Just to add here, in reference to the idea of Yuri K taking Frame 34 through the tent flue hole, that this may explain the black circular masking to the left of the frame, and also how the rest of the image is 'clean', free from swirling snow or even snow on the lens if taken outside.
But that doesn't explain why Yuri K didn't centre frame and focus his shot, and I believe that may be because he wasn't looking through the viewfinder to compose it, he had simply raised his tripod/camera up into the tent apex, like a selfie stick, and then reached up to press the shutter, then hurriedly retracted it before there was any glinting reflection off the camera lens, explaining the damage to the filter.
I believe, as with Semyon's two Eagle Light photo's, that Frame 34 is the same thing; the headlight of a helicopter, that is what is floating down in the image, and it approaches from the left, which equates to downhill.
The hikers had a choice, make themselves known to the military and spend half the night proving their identities and permissions to be there, and show they were not harbouring escapees inside the tent, all of which likely involves being brought down off the ridge, or stage their tent as abandoned/uninhabitably flattened and hide in their trench.
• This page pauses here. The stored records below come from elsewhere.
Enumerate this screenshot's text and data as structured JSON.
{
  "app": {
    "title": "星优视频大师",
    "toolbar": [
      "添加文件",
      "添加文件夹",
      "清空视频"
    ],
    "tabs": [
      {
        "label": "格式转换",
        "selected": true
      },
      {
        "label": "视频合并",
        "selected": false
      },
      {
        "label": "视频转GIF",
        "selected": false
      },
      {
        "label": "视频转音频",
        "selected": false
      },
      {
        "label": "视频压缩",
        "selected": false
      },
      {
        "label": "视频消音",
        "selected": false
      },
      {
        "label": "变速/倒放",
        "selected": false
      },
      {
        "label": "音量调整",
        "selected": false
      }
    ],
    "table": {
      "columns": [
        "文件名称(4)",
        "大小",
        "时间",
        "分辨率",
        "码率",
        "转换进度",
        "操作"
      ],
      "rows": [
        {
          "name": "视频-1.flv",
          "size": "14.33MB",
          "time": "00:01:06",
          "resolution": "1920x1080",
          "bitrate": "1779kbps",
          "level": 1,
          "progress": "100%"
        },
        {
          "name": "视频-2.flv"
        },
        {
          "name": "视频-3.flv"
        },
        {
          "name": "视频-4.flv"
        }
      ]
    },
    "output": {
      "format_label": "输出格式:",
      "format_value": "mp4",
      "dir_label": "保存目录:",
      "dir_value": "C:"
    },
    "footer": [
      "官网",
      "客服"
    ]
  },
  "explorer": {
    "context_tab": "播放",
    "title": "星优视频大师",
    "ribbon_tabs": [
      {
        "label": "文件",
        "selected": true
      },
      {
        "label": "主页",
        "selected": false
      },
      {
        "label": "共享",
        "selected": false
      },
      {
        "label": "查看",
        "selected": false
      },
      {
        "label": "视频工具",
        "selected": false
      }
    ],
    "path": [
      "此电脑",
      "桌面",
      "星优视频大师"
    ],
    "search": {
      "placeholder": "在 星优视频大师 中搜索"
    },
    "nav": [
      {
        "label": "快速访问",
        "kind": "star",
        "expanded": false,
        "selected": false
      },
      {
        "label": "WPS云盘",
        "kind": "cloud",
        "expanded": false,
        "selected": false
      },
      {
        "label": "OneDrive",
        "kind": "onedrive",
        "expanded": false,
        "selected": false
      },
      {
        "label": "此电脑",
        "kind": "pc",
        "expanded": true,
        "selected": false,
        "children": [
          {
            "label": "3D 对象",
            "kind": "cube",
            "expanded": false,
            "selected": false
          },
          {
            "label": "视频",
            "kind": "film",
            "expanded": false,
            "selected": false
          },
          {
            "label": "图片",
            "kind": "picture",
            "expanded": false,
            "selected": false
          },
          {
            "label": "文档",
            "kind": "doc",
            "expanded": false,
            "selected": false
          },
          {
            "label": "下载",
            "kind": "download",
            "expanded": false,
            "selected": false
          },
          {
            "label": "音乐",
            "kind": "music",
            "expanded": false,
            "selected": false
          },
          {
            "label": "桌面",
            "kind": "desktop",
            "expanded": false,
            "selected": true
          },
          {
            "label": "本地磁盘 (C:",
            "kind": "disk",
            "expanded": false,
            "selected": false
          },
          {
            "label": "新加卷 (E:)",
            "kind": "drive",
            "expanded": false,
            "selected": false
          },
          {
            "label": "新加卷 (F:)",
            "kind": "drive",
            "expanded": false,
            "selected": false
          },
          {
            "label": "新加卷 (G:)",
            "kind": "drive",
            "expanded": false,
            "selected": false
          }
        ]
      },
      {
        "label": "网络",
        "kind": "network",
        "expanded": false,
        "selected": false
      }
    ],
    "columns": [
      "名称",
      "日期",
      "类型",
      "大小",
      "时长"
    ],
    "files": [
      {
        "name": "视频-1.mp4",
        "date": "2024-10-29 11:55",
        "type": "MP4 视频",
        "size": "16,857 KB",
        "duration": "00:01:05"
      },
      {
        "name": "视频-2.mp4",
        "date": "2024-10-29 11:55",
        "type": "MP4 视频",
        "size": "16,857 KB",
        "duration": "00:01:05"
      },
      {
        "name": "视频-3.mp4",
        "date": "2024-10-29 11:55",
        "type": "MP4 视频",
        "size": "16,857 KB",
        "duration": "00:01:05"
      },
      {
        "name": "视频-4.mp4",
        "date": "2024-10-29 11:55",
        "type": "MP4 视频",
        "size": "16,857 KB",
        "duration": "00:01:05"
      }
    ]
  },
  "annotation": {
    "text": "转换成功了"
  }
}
Given that their IDs remained in their rucksacks, and Igor's torch was found on top of 4 inches of snow on the tent (suggesting the hikers placed the snow there, and they wouldn't waste time and risk exposure doing that and not take what they needed to survive if felling the tent at the same time as leaving), everything suggests to me that they hid, felling the tent as quickly as they could, leaving the two ends standing, and that is potentially how Frame 34 was taken.
So why did the Dyatlov Group leave the Tent not fully clothed and without provisions and walk a mile to the Forest in extremely low temperatures ? And no other footprints were found other than those belonging to the Dyatlov Group.
The theory has 3 potential variations, none of which were good for a set of hikers already half-frozen in an estimated -12C inside the tent around 9pm, and -31C wind chill outside of it before this event, with no stove lit and the trench diggers half-dressed. Perhaps they were leaving lighting their stove until bedtime, to ensure it burned through the night, an overhead stove design must've had a limited grate capacity, and then the military search begins at the worst possible moment for them, right at the time when they really needed to light the stove and recover the situation.
1. They emerge and are seen by the helicopter. Even if the group look young and include women, visually the crew would be suspicious of the older man with this young group, just as people are today, and they may well think he could be one of the escapees. It's perhaps unlikely that in 1959 they had a set of mugshots to refer to, and it's dark and snowing. They cannot land on the slope, but possibly could abseil troops down a rope/rope ladder. Any footprints immediately around the tent would disappear in the blown trench snow, as confirmed by the recovery team. If they cannot set someone down they may somehow communicate to the hikers they must set off immediately and meet them at the forest. Dutifully, they do as they are told, quickly fell their tent, and the effects of the cold see some of them leave unprepared. The military are oblivious to how they were dangerously cold to begin with, without heating inside the tent, and do not expect some of them to arrive at the rendezvous half-dressed. After confirming identities they assume the hikers will overnight in the forest or attempt to return to the tent, and leave the search area.
2. They successfully hide, in their freezing trench tomb, canvas and snow above them, sagging/pressing down upon them, immobile for possibly an hour, and in that time those who were half-dressed develop hypothermia. Observation and breather holes have already been cut in the canvas, and when the time comes to leave one or two of those worst affected, unseen by the others in the dark under this 'bedspread', possibly panicking, feeling their are suffocating, or confused by the cold, decide to
cut their way out in order to stand, as opposed to a 9-person sideways shuffle on the ground, a process to begin with one of them most affected by wind chill near the tent flap. In seconds the tent is destroyed. The group then assemble nearby to decide what to do then. The better dressed leave, and the others, possibly blamed for the situation, and unable to easily and speedily recover what they need from the snow-pit-for-a-tent, follow them without clothing or shoes, and nobody thinks to take an axe due to the amnesiac effects of the cold affecting their brain function. Later, the idea of a return to the tent is to retrieve the things they needed to take.
3. They hide, but are rumbled. The military are now highly suspicious of them all. They are forced down off the pass, by threat of gunfire, to rendezvous at the forest where the helicopter will land. They do not care if the hikers have what they need, they are not afforded concern for their welfare. If anyone is set down from the helicopter the tent may be vandalised to avoid an immediate return the moment the helicopter leaves the ridge.
1 & 3 should require their IDs to be produced, which remained in their rucksacks, which is why I favour 2.